Support Questions

Find answers, ask questions, and share your expertise
Announcements
Celebrating as our community reaches 100,000 members! Thank you!

Adding nodes will improve performance ?

avatar

Hi.

 

If adding 3 nodes to my 3 nodes clusters would obviously increase performance by x2 at least ? or there is more parameters to consider to improve to x2 ?

 

Thanks

11 REPLIES 11

avatar
Champion

@MasterOfPuppets

 

Very Hypothetical "one line" question.

 

I don't think just adding few extra nodes will double the performance...Few of the additional parameters that you need to consider as

 

1. The way services are configured in the cluster is also very important. Ex: You have 3 nodes now, Consider 10 services are configured in 3 nodes. After 3 more nodes are added, you need to properly distribute the services to the new nodes as well


On Existing Cluster - without adding new nodes:
1. If possible, Add RAM to existing nodes
2. Identify which particular services required better performance like hive, impala, etc. You can tune the environment configuration for those services. Ex: Increase Java heap size, etc
3. Prioritize the jobs
etc

avatar
Champion
If you are talking about Worker nodes (datanode, nodemanager, impala daemon, etc.) and the resource allocation and configuration is identical, then in theory yes it should be a 2x improvement.
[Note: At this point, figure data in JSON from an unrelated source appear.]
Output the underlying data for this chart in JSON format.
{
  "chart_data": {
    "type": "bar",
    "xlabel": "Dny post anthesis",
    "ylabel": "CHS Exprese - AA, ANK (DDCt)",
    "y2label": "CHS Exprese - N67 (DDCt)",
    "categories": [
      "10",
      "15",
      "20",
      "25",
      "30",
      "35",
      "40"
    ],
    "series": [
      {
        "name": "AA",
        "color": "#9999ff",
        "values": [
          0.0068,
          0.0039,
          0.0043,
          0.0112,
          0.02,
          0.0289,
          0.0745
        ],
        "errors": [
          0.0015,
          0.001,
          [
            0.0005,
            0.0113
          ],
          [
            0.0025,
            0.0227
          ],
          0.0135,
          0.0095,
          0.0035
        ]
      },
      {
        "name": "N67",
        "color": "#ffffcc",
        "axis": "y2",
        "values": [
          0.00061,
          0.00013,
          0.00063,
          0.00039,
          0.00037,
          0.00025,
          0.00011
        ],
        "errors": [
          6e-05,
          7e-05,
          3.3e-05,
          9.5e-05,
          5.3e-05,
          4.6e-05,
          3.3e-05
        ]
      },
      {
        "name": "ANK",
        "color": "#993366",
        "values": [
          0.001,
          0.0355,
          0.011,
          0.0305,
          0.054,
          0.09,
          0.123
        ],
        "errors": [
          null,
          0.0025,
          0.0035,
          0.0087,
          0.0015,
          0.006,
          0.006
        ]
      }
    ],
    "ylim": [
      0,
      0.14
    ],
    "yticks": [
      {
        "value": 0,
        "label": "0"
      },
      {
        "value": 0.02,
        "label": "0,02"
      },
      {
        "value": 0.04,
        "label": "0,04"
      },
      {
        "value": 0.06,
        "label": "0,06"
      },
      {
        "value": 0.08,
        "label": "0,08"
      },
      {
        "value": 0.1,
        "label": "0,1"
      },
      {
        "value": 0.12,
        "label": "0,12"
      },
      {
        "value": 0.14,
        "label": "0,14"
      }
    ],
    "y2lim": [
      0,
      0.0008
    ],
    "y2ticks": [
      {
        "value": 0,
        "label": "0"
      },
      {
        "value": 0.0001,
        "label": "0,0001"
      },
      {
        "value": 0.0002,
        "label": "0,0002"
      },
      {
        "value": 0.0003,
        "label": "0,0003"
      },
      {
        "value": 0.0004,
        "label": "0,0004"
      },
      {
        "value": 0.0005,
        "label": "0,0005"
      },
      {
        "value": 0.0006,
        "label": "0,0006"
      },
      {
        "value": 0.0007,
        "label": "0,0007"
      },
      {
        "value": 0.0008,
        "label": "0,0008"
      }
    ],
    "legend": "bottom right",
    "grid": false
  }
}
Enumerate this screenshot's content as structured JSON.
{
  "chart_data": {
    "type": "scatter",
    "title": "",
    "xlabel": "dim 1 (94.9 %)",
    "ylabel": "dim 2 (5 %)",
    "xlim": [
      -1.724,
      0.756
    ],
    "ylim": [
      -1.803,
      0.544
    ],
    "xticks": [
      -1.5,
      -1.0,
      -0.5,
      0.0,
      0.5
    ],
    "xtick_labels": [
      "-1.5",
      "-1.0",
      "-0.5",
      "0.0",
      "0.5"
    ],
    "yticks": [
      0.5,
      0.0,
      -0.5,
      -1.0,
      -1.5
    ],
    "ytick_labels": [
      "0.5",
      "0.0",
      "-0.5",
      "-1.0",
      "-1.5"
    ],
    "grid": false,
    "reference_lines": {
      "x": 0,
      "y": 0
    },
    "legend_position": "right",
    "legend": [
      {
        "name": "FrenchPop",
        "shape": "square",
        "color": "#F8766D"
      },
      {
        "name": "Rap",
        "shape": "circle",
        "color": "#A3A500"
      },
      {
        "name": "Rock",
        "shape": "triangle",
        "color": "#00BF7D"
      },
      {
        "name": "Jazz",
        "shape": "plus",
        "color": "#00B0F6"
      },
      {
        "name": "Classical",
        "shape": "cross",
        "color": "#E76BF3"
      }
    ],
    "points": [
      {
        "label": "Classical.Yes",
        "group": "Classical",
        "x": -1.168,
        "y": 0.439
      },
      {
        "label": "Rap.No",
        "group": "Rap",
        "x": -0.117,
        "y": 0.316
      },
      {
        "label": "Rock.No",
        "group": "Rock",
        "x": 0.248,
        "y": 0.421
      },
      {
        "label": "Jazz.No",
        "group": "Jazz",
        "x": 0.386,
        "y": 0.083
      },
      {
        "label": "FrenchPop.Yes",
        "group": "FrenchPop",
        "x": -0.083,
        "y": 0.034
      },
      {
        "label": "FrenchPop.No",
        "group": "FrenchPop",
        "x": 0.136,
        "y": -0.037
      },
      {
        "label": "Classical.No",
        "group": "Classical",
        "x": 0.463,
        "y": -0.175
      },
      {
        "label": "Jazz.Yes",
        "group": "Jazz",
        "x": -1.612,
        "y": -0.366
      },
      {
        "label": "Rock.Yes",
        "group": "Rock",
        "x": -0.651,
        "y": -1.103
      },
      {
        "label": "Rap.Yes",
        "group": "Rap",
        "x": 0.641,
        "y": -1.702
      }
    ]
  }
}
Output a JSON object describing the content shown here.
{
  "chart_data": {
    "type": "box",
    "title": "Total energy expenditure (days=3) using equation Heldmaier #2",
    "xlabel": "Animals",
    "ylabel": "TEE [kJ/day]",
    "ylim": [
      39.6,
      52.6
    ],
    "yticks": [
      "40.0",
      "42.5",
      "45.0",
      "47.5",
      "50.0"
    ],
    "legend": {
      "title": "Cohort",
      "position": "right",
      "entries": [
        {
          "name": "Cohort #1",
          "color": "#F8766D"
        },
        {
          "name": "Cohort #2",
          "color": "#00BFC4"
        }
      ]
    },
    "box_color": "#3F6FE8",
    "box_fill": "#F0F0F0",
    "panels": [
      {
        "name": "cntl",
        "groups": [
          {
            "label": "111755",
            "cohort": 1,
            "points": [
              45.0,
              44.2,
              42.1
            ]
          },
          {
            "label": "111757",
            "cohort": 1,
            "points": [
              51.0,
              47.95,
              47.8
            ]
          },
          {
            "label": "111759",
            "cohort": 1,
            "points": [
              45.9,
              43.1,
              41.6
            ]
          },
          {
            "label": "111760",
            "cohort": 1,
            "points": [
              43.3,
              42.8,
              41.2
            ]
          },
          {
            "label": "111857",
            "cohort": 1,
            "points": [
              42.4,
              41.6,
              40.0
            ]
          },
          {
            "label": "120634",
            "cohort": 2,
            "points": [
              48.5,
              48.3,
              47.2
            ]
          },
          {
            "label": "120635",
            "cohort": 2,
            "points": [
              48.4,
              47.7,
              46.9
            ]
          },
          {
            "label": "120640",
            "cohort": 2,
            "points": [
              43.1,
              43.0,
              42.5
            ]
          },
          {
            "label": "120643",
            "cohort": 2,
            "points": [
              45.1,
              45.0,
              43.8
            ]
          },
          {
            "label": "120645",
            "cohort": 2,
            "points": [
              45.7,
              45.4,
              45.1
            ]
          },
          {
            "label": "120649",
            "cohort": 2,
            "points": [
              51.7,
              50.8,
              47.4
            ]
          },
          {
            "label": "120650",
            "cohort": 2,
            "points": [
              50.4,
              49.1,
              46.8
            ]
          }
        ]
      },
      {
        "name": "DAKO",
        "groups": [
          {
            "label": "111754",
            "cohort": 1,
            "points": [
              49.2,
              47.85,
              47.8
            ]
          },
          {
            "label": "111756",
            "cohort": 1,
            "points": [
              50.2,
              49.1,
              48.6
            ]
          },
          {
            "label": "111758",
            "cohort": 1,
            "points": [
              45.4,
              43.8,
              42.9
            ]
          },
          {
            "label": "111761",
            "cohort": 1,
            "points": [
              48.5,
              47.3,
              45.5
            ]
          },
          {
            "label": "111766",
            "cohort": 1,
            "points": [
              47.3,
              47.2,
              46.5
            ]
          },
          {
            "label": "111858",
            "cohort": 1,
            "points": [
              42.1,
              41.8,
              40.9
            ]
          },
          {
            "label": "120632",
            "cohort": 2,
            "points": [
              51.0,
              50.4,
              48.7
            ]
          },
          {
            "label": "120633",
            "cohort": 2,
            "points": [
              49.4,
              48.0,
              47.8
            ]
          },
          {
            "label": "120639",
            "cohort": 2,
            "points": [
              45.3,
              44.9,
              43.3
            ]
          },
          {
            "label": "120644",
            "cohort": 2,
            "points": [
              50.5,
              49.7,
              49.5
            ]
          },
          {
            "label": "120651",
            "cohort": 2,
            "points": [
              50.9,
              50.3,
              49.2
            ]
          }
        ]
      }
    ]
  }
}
Note: you will need to rebalance the data across the new nodes to see consistent improvement and not burnt out the old nodes.

avatar

I've added 4 nodes to my 4 nodes cluster and i don't see any benefits. Queries againsts 8 nodes cluster perform the same as against 4 nodes cluster. All datanodes have same specifications.

 

avatar
Champion
Then the queries themselves do not utilize more than the existing cluster or current capacity.

Try running the terasort test as it will and you will see the different.

Now you could possible tune Hive and/or the query to use more of the cluster or otherwise be faster.

I wasn't as clear in my previous answer though. This will not cause a performance boost directly to all queries or jobs but will allow the cluster the scale and improve the overall cluster performance I.E. you can now run twice as many jobs or the same out of jobs but on double the amount of data. There are other factors for Hive performance as well such as the metestore and HS2.

avatar
Champion
Oh, did you rebalance after adding the new nodes. If no, then the data being accessed is not there and there for it is less likely that you will have containers running on the other nodes.

avatar

Yes we have also rebalanced the data.

avatar
Champion

I would say just Adding nodes would not result good performance all the time  , as you said there are some parameters thats needs to be take care . I would consider doing few things like Optimized joins , making the large table in the query as last when performing join or use hint like Streamtable . Enabling the Local mode , mainly tuning the number of mappers and reducers , JMV reuse and finally using the good old Index  ,sometimes help speed up the group by query in hive .   I also agree with @saranvisa and @mbigelow on their thoughts . 

avatar

Even a simple select without any joins does not have any benefits to double the number of workers. Performance remain the same either on 4 nodes or 8 nodes.

avatar
Super Collaborator

That seems rather normal. Low complexity queries tend to use a small amount of yarn containers.

Adding containers where you don't have a shortage issue of containers will not speed-up things.

 

But you will be able to handle more concurrent queries without slowing down.